Memory not persisting: Check that resourceId and threadId are consistent between calls. Different IDs create separate memory threads.
Zod validation errors: When a tool's outputSchema doesn't match what execute returns, Mastra throws a validation error. Use z.infer to keep types aligned.
Studio not loading: Ensure port 4111 is free.
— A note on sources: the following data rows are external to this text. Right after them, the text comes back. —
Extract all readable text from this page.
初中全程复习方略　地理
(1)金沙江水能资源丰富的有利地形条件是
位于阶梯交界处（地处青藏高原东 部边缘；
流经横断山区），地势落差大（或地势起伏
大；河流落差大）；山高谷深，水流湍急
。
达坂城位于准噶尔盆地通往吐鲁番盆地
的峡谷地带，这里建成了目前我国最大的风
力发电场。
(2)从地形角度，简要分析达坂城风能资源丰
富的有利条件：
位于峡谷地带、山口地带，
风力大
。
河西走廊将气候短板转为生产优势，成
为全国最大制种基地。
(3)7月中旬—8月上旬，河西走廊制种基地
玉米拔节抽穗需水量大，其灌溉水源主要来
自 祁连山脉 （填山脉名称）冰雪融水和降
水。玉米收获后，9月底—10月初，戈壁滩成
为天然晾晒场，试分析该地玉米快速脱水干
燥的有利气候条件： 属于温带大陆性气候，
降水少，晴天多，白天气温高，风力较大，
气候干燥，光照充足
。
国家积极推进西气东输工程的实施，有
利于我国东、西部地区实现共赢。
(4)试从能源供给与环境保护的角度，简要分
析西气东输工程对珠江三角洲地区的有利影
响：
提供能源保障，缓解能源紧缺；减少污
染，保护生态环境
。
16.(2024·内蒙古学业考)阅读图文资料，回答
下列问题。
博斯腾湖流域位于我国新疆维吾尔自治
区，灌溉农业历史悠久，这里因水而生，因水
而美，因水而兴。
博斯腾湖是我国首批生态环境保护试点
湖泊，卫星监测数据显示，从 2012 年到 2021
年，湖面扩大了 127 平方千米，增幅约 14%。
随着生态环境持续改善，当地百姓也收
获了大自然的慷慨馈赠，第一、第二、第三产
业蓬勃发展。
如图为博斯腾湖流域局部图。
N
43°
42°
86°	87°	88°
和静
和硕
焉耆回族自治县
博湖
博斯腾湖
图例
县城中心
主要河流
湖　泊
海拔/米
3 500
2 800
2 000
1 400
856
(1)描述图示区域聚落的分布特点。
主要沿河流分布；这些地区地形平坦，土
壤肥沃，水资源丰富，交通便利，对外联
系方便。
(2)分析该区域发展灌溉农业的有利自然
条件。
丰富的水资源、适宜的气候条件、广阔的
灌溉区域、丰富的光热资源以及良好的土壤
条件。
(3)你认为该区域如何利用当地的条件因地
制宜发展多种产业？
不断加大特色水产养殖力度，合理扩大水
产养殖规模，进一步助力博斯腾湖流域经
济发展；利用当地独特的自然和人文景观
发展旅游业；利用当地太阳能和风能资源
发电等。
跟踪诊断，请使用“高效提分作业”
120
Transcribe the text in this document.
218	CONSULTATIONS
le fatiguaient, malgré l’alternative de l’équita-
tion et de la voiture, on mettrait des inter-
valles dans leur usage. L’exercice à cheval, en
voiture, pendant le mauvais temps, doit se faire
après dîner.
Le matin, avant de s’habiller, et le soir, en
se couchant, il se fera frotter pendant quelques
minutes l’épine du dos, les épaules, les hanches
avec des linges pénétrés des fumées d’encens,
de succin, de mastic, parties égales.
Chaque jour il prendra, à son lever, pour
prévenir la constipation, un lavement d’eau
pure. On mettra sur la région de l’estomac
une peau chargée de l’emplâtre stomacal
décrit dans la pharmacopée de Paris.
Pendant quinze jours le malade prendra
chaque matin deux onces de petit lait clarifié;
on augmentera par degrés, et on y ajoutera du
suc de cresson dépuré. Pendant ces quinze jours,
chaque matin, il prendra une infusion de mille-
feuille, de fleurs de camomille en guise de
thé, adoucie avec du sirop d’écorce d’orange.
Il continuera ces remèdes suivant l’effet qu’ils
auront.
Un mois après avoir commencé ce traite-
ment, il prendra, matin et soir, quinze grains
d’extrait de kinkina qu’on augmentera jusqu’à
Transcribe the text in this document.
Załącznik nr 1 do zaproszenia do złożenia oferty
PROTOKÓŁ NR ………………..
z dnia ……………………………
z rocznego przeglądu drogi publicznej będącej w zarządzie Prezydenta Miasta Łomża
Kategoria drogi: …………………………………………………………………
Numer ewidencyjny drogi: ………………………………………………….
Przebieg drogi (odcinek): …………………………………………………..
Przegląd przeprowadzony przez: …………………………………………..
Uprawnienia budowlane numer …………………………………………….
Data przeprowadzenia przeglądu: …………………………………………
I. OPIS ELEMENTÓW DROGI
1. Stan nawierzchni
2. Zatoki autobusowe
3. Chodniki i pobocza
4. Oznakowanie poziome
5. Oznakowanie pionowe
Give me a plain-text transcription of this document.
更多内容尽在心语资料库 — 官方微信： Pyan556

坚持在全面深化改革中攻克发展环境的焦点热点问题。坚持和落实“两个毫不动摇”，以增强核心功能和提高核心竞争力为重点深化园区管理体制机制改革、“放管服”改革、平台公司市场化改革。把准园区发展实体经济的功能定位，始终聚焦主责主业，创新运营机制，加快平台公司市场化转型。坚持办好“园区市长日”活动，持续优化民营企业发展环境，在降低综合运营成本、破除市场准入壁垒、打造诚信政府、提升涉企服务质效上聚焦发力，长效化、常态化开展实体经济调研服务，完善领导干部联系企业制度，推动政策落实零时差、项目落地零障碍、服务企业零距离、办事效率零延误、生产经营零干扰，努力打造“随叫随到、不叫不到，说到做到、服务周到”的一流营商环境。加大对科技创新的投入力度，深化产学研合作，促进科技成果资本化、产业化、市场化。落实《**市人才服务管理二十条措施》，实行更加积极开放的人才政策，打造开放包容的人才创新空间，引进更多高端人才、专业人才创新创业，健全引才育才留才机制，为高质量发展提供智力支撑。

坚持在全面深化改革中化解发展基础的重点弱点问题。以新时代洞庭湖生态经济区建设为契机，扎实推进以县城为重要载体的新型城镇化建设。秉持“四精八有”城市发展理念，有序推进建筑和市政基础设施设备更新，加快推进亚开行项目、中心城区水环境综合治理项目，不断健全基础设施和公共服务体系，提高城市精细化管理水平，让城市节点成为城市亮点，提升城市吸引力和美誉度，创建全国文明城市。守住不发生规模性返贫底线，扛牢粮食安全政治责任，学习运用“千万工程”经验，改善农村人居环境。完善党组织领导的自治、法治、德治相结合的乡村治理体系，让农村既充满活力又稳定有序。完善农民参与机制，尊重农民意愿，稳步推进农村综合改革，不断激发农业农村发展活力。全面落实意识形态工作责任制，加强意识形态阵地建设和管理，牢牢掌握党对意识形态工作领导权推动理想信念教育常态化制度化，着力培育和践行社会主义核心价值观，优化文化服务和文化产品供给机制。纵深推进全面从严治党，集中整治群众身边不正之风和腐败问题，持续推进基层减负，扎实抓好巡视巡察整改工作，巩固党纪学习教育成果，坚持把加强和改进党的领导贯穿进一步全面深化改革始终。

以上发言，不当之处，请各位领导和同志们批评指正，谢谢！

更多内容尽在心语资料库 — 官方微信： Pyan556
Use MASTRA_PORT=4112 npm run dev to change the port.
Next Steps
Now that you have a working agent, consider:
- Vector search with Pinecone — connect a real vector database for RAG
- Background jobs with Inngest — run long-running agent tasks asynchronously
- Stateful agents with LangGraph — compare workflow paradigms
- Explore the Mastra documentation for evals, observability, and multi-agent orchestration
Conclusion
Mastra brings the full TypeScript ecosystem to AI agent development — type safety, Zod validation, familiar tooling, and seamless Next.js/Node.js integration. By the end of this tutorial, you have built a production-ready support agent with tools, persistent memory, and a structured escalation workflow. This pattern scales from simple chatbots to fully autonomous multi-agent systems serving thousands of users.